The curves depict the trade-off between in-proportion of rejected in-distribution samples versus out-of-distribution samples. A complete rejection of all out-of-distribution samples is reached at a low rejection ratio for in-training. The in-training dataset is MQ–GP–PIKE with S-AMOXCLAV

In addition, while rejecting samples with low confidences values serves to reject out-of-distribution samples, for which no informed decision can be made, it can also lead to improvements for the main classification task, namely the labelling of in-training test samples. A reliable classifier should increase its classification performance if low-confidence samples are removed. Figure 5 analyzes this by calculating the predictive performance on in-training test samples for each rejection threshold θ. We observe that the performance of both MQ–LR and MQ–GP–PIKE improves when giving the classifier the possibility to reject low-confidence samples. However, LR benefits less from low-confidence rejection in terms of prediction accuracy, and we observe a large decrease in performance in the region of high rejection thresholds ($\theta >0.95$). This suggests that some test samples received a high class probability—close to 1.0—which were in fact labelled incorrectly, which further underscores our two earlier observations, namely that (i) due to bad splits, instances are present in the testing data that are not represented in the training data distribution, and (ii) instances outside the in-training distribution receive an MCP value of $\approx 1.0$, making this classifier unsuitable for clinical applications.

Fig. 5.

The improvement in terms of prediction accuracy for every threshold θ, for S-AMOXCLAV. To permit comparability, we report the accuracy as the class ratio changes for different values of θ. Small sample size effects increase variance for larger values of θ

4 Conclusion

We developed a novel approach for antimicrobial resistance classification from MALDI-TOF mass spectra. By using a GP classifier, our method is specifically designed to stay reliable in the face of real-world clinical prediction challenges, such as the task of labelling unseen bacterial isolates. Using the presented novel kernel—PIKE—our method outperforms traditional classification algorithms while being able to provide uncertainty estimates for its predictions. Moreover, we challenged common assumptions concerning the pre-processing and developed a novel simplified pre-processing method based on ideas from computational topology. Our work thus constitutes a crucial step towards the goal of further reducing the time to provide precise antimicrobial treatments for patients while reducing the prescription of ineffective antibiotics. We hope that this will encourage additional method development for antimicrobial resistance prediction based on MALDI-TOF mass spectra.

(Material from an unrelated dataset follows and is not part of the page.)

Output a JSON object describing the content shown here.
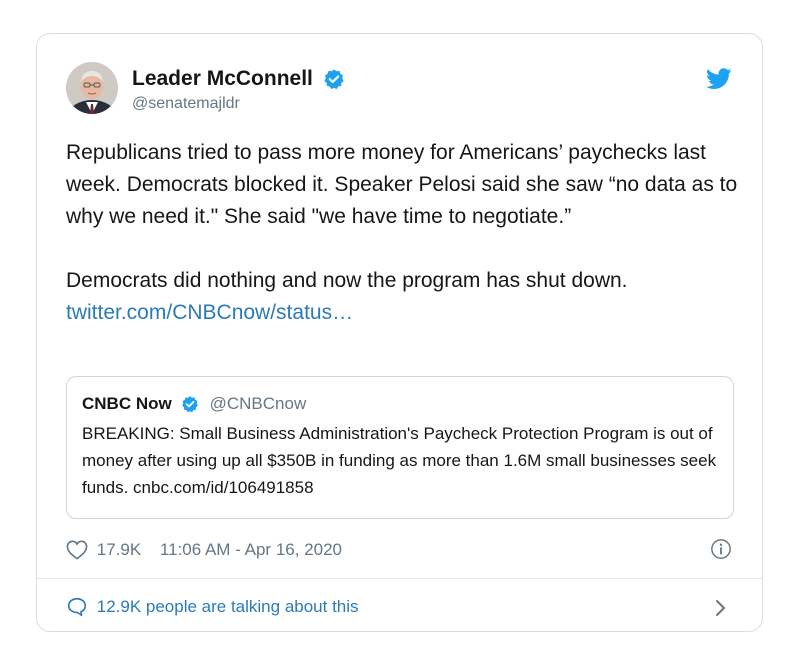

Future work. Further assessment of the influence of pre-processing parameters on antimicrobial phenotype prediction is needed. Moreover, the utility of our confidence analysis could also be analyzed in additional scenarios of the clinical practice. Presenting the classifier with isolates collected at different geographical locations would allow to simulate infections contracted outside the local bacteria population, such as infections caught during travel. Additional experiments, such as the comparison of isolates characterized by both DNA sequencing and MALDI-TOF MS, could provide insights into how phylogenetic differences are contained in MALDI-TOF MS spectra and whether they can be recovered. The gained insights could lead to new approaches for improving the train–test split or the reformulation of separate prediction problems for different evolutionary strains.